William Jorgensen is a distinguished Sterling Professor of Chemistry at Yale University, recognized as a leading authority in computational molecular science. Born in New York City on October 5 1949 he earned his A.B. from Princeton University in 1970 and completed his Ph.D. in Chemical Physics at Harvard University in 1975 under Nobel laureate Elias J. Corey. He established his independent career at Purdue University where he served as professor from 1975 to 1990 before joining Yale University in 1990 as the Whitehead Professor of Chemistry. His leadership extended to serving as Director of the Division of Physical Sciences and Engineering at Yale from 2009 to 2012 cementing his influence in academic administration.
Jorgensen has pioneered transformative methodologies in computational chemistry that have become foundational to modern molecular modeling and drug discovery. His development of the TIP3P TIP4P and TIP5P water models revolutionized the accurate simulation of aqueous environments while his creation of the OPLS force field provided a critical framework for predicting molecular behavior. His groundbreaking work on free-energy perturbation theory enabled precise calculation of binding affinities and reaction thermodynamics profoundly impacting rational drug design approaches. With over 400 published articles his research group has consistently advanced computational techniques including mixed quantum and molecular mechanics simulations that bridge theoretical chemistry with practical pharmaceutical applications.

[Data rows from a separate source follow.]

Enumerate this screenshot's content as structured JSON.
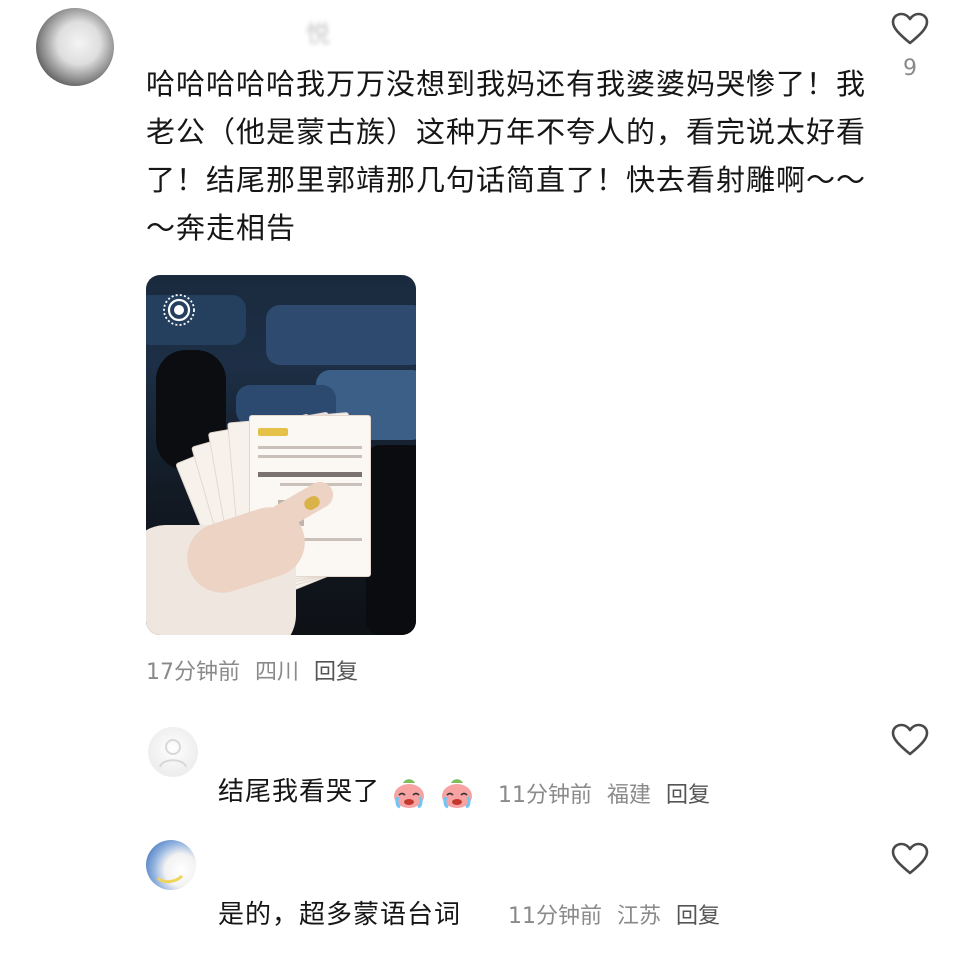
{
  "comments": [
    {
      "username": "悦",
      "text": "哈哈哈哈哈我万万没想到我妈还有我婆婆妈哭惨了！我老公（他是蒙古族）这种万年不夸人的，看完说太好看了！结尾那里郭靖那几句话简直了！快去看射雕啊～～～奔走相告",
      "likes": "9",
      "time": "17分钟前",
      "location": "四川",
      "reply_label": "回复",
      "like_icon": "heart-outline-icon"
    }
  ],
  "replies": [
    {
      "username": "",
      "text": "结尾我看哭了",
      "emoji": "crying-face-emoji",
      "time": "11分钟前",
      "location": "福建",
      "reply_label": "回复",
      "like_icon": "heart-outline-icon"
    },
    {
      "username": "",
      "text": "是的，超多蒙语台词",
      "time": "11分钟前",
      "location": "江苏",
      "reply_label": "回复",
      "like_icon": "heart-outline-icon"
    }
  ],
  "image": {
    "live_icon": "live-photo-icon"
  }
}
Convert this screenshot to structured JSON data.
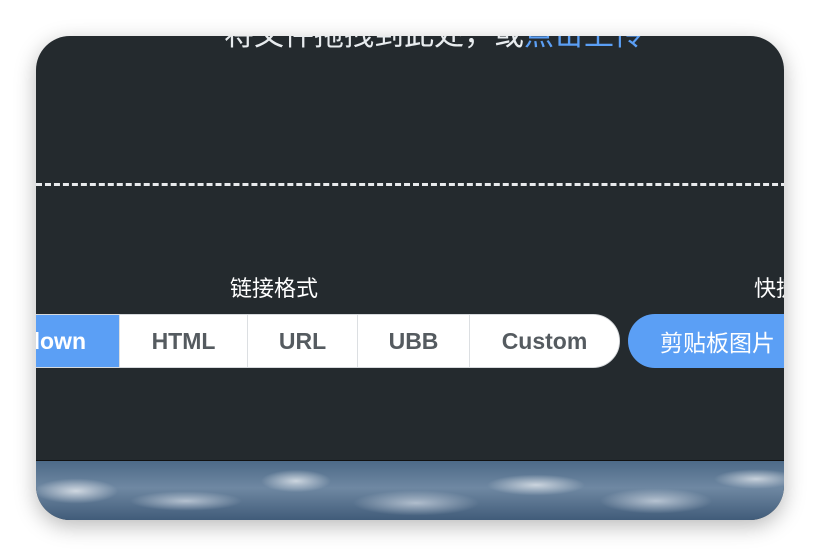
{
  "drop_zone": {
    "text": "将文件拖拽到此处，或",
    "link": "点击上传"
  },
  "link_format": {
    "label": "链接格式",
    "options": [
      "Markdown",
      "HTML",
      "URL",
      "UBB",
      "Custom"
    ],
    "selected": "Markdown"
  },
  "quick_actions": {
    "label": "快捷",
    "clipboard_button": "剪贴板图片"
  },
  "colors": {
    "accent": "#5b9ff5",
    "panel_background": "#242a2e"
  }
}
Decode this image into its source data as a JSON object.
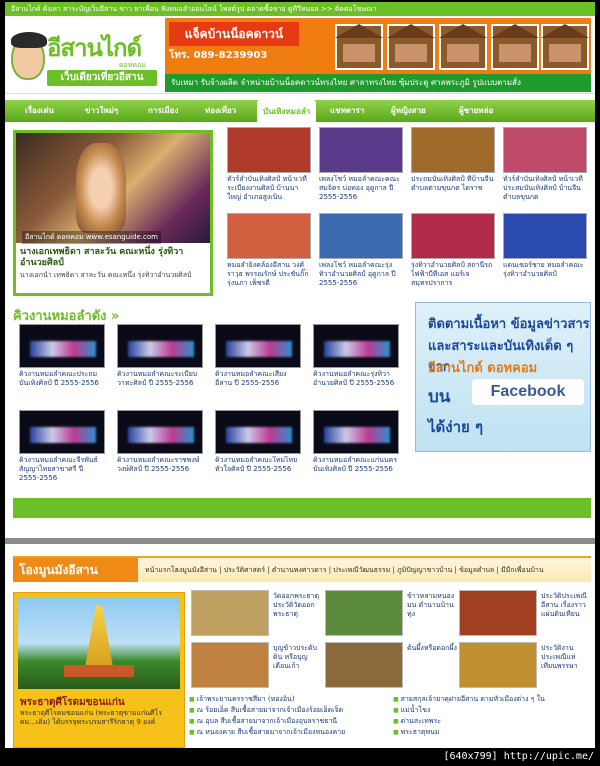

As an elected member of the National Academy of Sciences and a Fellow of the American Chemical Society Jorgensen has shaped the trajectory of computational chemistry through both scholarly contributions and institutional leadership. He served as founding Editor of the ACS Journal of Chemical Theory and Computation from 2005 to 2022 establishing it as the premier publication in the field while co-directing the NFCR Center for Anti-Cancer Drug Design and Discovery from 2005 to 2010. His numerous accolades including the ACS Award for Computers in Chemical and Pharmaceutical Research and the Hildebrand Award reflect his paradigm-shifting contributions to theoretical chemistry. Jorgensen continues to advance computational methodologies with recent work on enthalpies and entropies of hydration demonstrating his enduring commitment to refining the precision of molecular simulations for biomedical applications.